Suppose you want to measure the difference between two players' strategies (e.g. you think someone is multiaccounting and not varying their play much, or someone's playstyle is so unusual compared to the average reg that it's suspicious). You could often do this by eye via HEM or similar if you had enough data, but I'm curious how you would model it formally.
If you're using this measure for more detailed analysis you also want it to observe other properties, for instance:
- Distance between parts of the distribution matters as well as the total distance: if two strategies are mostly similar but one player takes a certain action much more often, that's still strange
- We might want to assign extra 'weight' to certain actions where a discrepancy is a good indication of what you're trying to prove
- Even where there's an obvious way of 'ordering' parts of a distribution, that might not apply in all cases (e.g. 1/4 pot and 1/3 pot are 'closer' than 1/4 pot and 2/3 pot but that's misleading when building a range of bet sizes; or maybe the site you're using has a 1/2 pot button so, for most human players, bet sizes in the vicinity of 1/2 would be collapsed into 1/2 and a ~52% pot bet would 'differ' more from 1/2 than a 40% pot bet).

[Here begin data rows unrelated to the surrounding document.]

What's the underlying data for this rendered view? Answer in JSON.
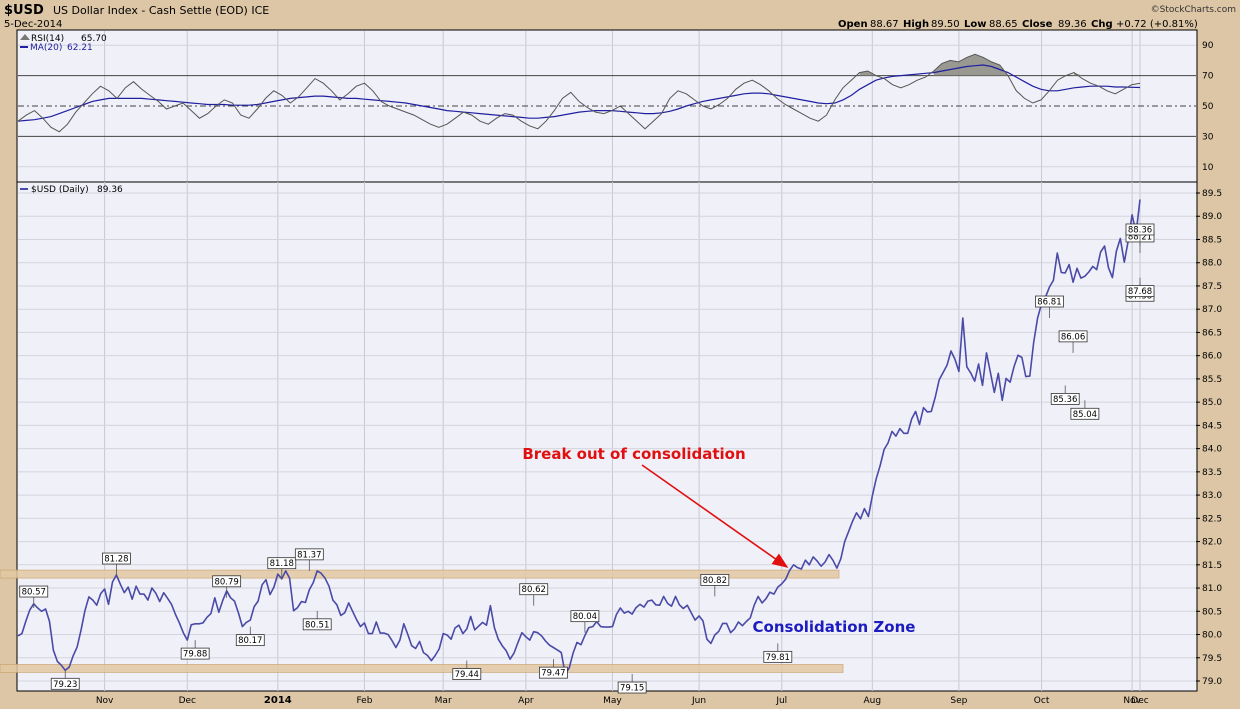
{
  "header": {
    "symbol": "$USD",
    "description": "US Dollar Index - Cash Settle (EOD) ICE",
    "date": "5-Dec-2014",
    "brand": "©StockCharts.com",
    "quote": [
      {
        "label": "Open",
        "value": "88.67"
      },
      {
        "label": "High",
        "value": "89.50"
      },
      {
        "label": "Low",
        "value": "88.65"
      },
      {
        "label": "Close",
        "value": "89.36"
      },
      {
        "label": "Chg",
        "value": "+0.72 (+0.81%)"
      }
    ]
  },
  "colors": {
    "frame": "#dcc6a6",
    "plot_bg": "#f0f0f8",
    "price_line": "#4a4aa8",
    "rsi_line": "#555555",
    "ma_line": "#1f1fa0",
    "zone_fill": "#e2c9a3",
    "annotation_red": "#e01010",
    "annotation_blue": "#1c1cc0"
  },
  "chart_data": [
    {
      "type": "line",
      "panel": "RSI",
      "legend": [
        {
          "name": "RSI(14)",
          "value": "65.70"
        },
        {
          "name": "MA(20)",
          "value": "62.21"
        }
      ],
      "ylim": [
        0,
        100
      ],
      "yticks": [
        "90",
        "70",
        "50",
        "30",
        "10"
      ],
      "reference_lines": [
        70,
        50,
        30
      ],
      "series": [
        {
          "name": "RSI(14)",
          "values": [
            40,
            44,
            47,
            42,
            36,
            33,
            38,
            46,
            52,
            58,
            63,
            60,
            55,
            62,
            66,
            61,
            57,
            53,
            48,
            50,
            52,
            47,
            42,
            45,
            50,
            54,
            52,
            44,
            42,
            48,
            55,
            60,
            57,
            52,
            56,
            62,
            68,
            65,
            60,
            54,
            58,
            63,
            65,
            60,
            53,
            50,
            48,
            46,
            44,
            41,
            38,
            36,
            38,
            42,
            46,
            44,
            40,
            38,
            42,
            45,
            44,
            40,
            37,
            35,
            40,
            47,
            55,
            59,
            53,
            49,
            46,
            45,
            47,
            50,
            45,
            40,
            35,
            40,
            45,
            55,
            60,
            58,
            54,
            50,
            48,
            51,
            55,
            61,
            65,
            67,
            64,
            60,
            55,
            51,
            48,
            45,
            42,
            40,
            44,
            54,
            62,
            67,
            72,
            73,
            70,
            68,
            64,
            62,
            64,
            67,
            69,
            73,
            78,
            80,
            79,
            82,
            84,
            82,
            79,
            77,
            70,
            60,
            55,
            52,
            54,
            60,
            67,
            70,
            72,
            68,
            65,
            63,
            60,
            58,
            61,
            64,
            65
          ]
        },
        {
          "name": "MA(20)",
          "values": [
            40,
            40.5,
            41,
            42,
            43,
            45,
            47,
            49,
            51,
            53,
            54,
            55,
            55,
            55,
            55,
            55,
            54.5,
            54,
            53.5,
            53,
            52.5,
            52,
            51.5,
            51,
            51,
            51,
            50.5,
            50.5,
            50.5,
            51,
            52,
            53,
            54,
            55,
            55.5,
            56,
            56.5,
            56.5,
            56,
            55.5,
            55,
            55,
            54.5,
            54,
            53.5,
            53,
            52.5,
            52,
            51,
            50,
            49,
            48,
            47,
            46.5,
            46,
            45.5,
            45,
            44.5,
            44,
            43.5,
            43,
            42.5,
            42,
            42,
            42.5,
            43,
            44,
            45,
            46,
            46.5,
            47,
            47,
            47,
            46.5,
            46,
            45.5,
            45,
            45,
            45.5,
            46.5,
            48,
            50,
            51.5,
            53,
            54,
            55,
            56,
            57,
            58,
            58.5,
            58.5,
            58,
            57,
            56,
            55,
            54,
            53,
            52,
            51.5,
            52,
            54,
            57,
            61,
            64,
            67,
            68.5,
            69.5,
            70,
            70.5,
            71,
            71.5,
            72,
            73,
            74,
            75,
            76,
            76.5,
            77,
            76,
            74,
            72,
            69,
            66,
            63,
            61,
            60,
            60,
            61,
            62,
            62.5,
            63,
            63,
            63,
            62.5,
            62.5,
            62.3,
            62.2
          ]
        }
      ]
    },
    {
      "type": "line",
      "panel": "Price",
      "legend": [
        {
          "name": "$USD (Daily)",
          "value": "89.36"
        }
      ],
      "ylim": [
        79.0,
        89.5
      ],
      "yticks": [
        "89.5",
        "89.0",
        "88.5",
        "88.0",
        "87.5",
        "87.0",
        "86.5",
        "86.0",
        "85.5",
        "85.0",
        "84.5",
        "84.0",
        "83.5",
        "83.0",
        "82.5",
        "82.0",
        "81.5",
        "81.0",
        "80.5",
        "80.0",
        "79.5",
        "79.0"
      ],
      "x_labels": [
        "Nov",
        "Dec",
        "2014",
        "Feb",
        "Mar",
        "Apr",
        "May",
        "Jun",
        "Jul",
        "Aug",
        "Sep",
        "Oct",
        "Nov",
        "Dec"
      ],
      "start": "2013-10-02",
      "x_label_dates": [
        "2013-11-01",
        "2013-12-02",
        "2014-01-02",
        "2014-02-03",
        "2014-03-03",
        "2014-04-01",
        "2014-05-01",
        "2014-06-02",
        "2014-07-01",
        "2014-08-01",
        "2014-09-02",
        "2014-10-01",
        "2014-11-03",
        "2014-12-01"
      ],
      "series": [
        {
          "name": "$USD (Daily)",
          "values": [
            79.97,
            80.02,
            80.29,
            80.53,
            80.66,
            80.57,
            80.5,
            80.55,
            80.28,
            79.66,
            79.42,
            79.34,
            79.23,
            79.3,
            79.54,
            79.73,
            80.09,
            80.51,
            80.81,
            80.74,
            80.63,
            80.88,
            80.98,
            80.65,
            81.13,
            81.28,
            81.08,
            80.9,
            81.02,
            80.76,
            81.04,
            80.87,
            80.87,
            80.74,
            81.0,
            80.89,
            80.71,
            80.9,
            80.78,
            80.65,
            80.43,
            80.25,
            80.04,
            79.88,
            80.21,
            80.23,
            80.23,
            80.25,
            80.37,
            80.45,
            80.79,
            80.48,
            80.73,
            80.94,
            80.79,
            80.72,
            80.46,
            80.17,
            80.26,
            80.31,
            80.6,
            80.72,
            81.07,
            81.18,
            80.86,
            81.02,
            81.3,
            81.2,
            81.37,
            81.21,
            80.51,
            80.58,
            80.71,
            80.69,
            80.96,
            81.12,
            81.37,
            81.32,
            81.21,
            81.04,
            80.74,
            80.64,
            80.41,
            80.47,
            80.68,
            80.5,
            80.32,
            80.17,
            80.25,
            80.02,
            80.02,
            80.27,
            80.03,
            80.03,
            80.0,
            79.87,
            79.72,
            79.88,
            80.23,
            80.01,
            79.76,
            79.7,
            79.85,
            79.61,
            79.55,
            79.44,
            79.55,
            79.69,
            80.02,
            79.99,
            79.9,
            80.14,
            80.2,
            80.02,
            80.12,
            80.39,
            80.1,
            80.18,
            80.26,
            80.2,
            80.62,
            80.15,
            79.9,
            79.76,
            79.65,
            79.47,
            79.6,
            79.83,
            80.04,
            79.95,
            79.88,
            80.06,
            80.04,
            79.97,
            79.86,
            79.77,
            79.72,
            79.67,
            79.61,
            79.15,
            79.28,
            79.6,
            79.83,
            79.78,
            79.98,
            80.15,
            80.17,
            80.28,
            80.17,
            80.16,
            80.16,
            80.17,
            80.43,
            80.57,
            80.46,
            80.5,
            80.44,
            80.58,
            80.65,
            80.59,
            80.72,
            80.74,
            80.64,
            80.63,
            80.82,
            80.67,
            80.61,
            80.82,
            80.64,
            80.56,
            80.63,
            80.47,
            80.31,
            80.4,
            80.29,
            79.9,
            79.81,
            79.99,
            80.07,
            80.24,
            80.24,
            80.04,
            80.12,
            80.27,
            80.19,
            80.28,
            80.36,
            80.63,
            80.82,
            80.68,
            80.77,
            80.91,
            80.87,
            81.02,
            81.09,
            81.19,
            81.38,
            81.5,
            81.44,
            81.41,
            81.6,
            81.5,
            81.67,
            81.58,
            81.47,
            81.56,
            81.72,
            81.6,
            81.43,
            81.63,
            82.0,
            82.22,
            82.44,
            82.62,
            82.49,
            82.71,
            82.54,
            82.98,
            83.35,
            83.64,
            83.98,
            84.12,
            84.37,
            84.27,
            84.43,
            84.33,
            84.33,
            84.64,
            84.8,
            84.52,
            84.88,
            84.79,
            84.8,
            85.11,
            85.48,
            85.64,
            85.8,
            86.1,
            85.92,
            85.66,
            86.81,
            85.76,
            85.63,
            85.45,
            85.82,
            85.36,
            86.06,
            85.64,
            85.21,
            85.62,
            85.04,
            85.51,
            85.43,
            85.76,
            86.01,
            85.96,
            85.55,
            85.56,
            86.29,
            86.81,
            87.12,
            87.26,
            87.48,
            87.62,
            88.21,
            87.79,
            87.78,
            87.96,
            87.58,
            87.88,
            87.67,
            87.71,
            87.8,
            87.92,
            87.85,
            88.23,
            88.36,
            87.89,
            87.68,
            88.25,
            88.52,
            88.01,
            88.47,
            89.03,
            88.64,
            89.36
          ]
        }
      ],
      "zones": [
        {
          "name": "upper",
          "value": 81.3
        },
        {
          "name": "lower",
          "value": 79.27
        }
      ],
      "annotations": [
        {
          "date": "2013-10-08",
          "value": 80.57,
          "text": "80.57",
          "side": "above"
        },
        {
          "date": "2013-10-18",
          "value": 79.23,
          "text": "79.23",
          "side": "below"
        },
        {
          "date": "2013-11-06",
          "value": 81.28,
          "text": "81.28",
          "side": "above"
        },
        {
          "date": "2013-12-04",
          "value": 79.88,
          "text": "79.88",
          "side": "below"
        },
        {
          "date": "2013-12-16",
          "value": 80.79,
          "text": "80.79",
          "side": "above"
        },
        {
          "date": "2013-12-24",
          "value": 80.17,
          "text": "80.17",
          "side": "below"
        },
        {
          "date": "2014-01-03",
          "value": 81.18,
          "text": "81.18",
          "side": "above"
        },
        {
          "date": "2014-01-14",
          "value": 81.37,
          "text": "81.37",
          "side": "above"
        },
        {
          "date": "2014-01-16",
          "value": 80.51,
          "text": "80.51",
          "side": "below"
        },
        {
          "date": "2014-03-11",
          "value": 79.44,
          "text": "79.44",
          "side": "below"
        },
        {
          "date": "2014-04-03",
          "value": 80.62,
          "text": "80.62",
          "side": "above"
        },
        {
          "date": "2014-04-10",
          "value": 79.47,
          "text": "79.47",
          "side": "below"
        },
        {
          "date": "2014-04-22",
          "value": 80.04,
          "text": "80.04",
          "side": "above"
        },
        {
          "date": "2014-05-08",
          "value": 79.15,
          "text": "79.15",
          "side": "below"
        },
        {
          "date": "2014-06-06",
          "value": 80.82,
          "text": "80.82",
          "side": "above"
        },
        {
          "date": "2014-06-30",
          "value": 79.81,
          "text": "79.81",
          "side": "below"
        },
        {
          "date": "2014-10-03",
          "value": 86.81,
          "text": "86.81",
          "side": "above"
        },
        {
          "date": "2014-10-09",
          "value": 85.36,
          "text": "85.36",
          "side": "below"
        },
        {
          "date": "2014-10-13",
          "value": 86.06,
          "text": "86.06",
          "side": "above"
        },
        {
          "date": "2014-10-16",
          "value": 85.04,
          "text": "85.04",
          "side": "below"
        },
        {
          "date": "2014-11-07",
          "value": 88.21,
          "text": "88.21",
          "side": "above"
        },
        {
          "date": "2014-11-13",
          "value": 87.58,
          "text": "87.58",
          "side": "below"
        },
        {
          "date": "2014-11-24",
          "value": 88.36,
          "text": "88.36",
          "side": "above"
        },
        {
          "date": "2014-11-26",
          "value": 87.68,
          "text": "87.68",
          "side": "below"
        }
      ],
      "callouts": [
        {
          "name": "breakout",
          "text": "Break out of consolidation"
        },
        {
          "name": "zone",
          "text": "Consolidation Zone"
        }
      ]
    }
  ]
}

In some of the academic work on poker, earth mover's distance is used to group hands based on hand strength for the purpose of abstraction; someone suggested I should use it here, but it doesn't conform to the properties above (afaik?).
Some of the
independent exposes on bot use have used the squared Euclidean distance between common stats. This works well enough in those cases - mostly where the conclusion is clear from looking at the stats and they are just trying to add some rigour - but it has some apparent issues. It's sensitive to the choice of stats: adding or removing certain stats can shift the result, so you need some way of deciding which stats are useful. Also, many of those stats aren't independent of each other; a small change to the strategy will affect a bunch of stats at the same time, so the change in distance could be too large.
Please let me know if you have corrections to the above or thoughts on the problem.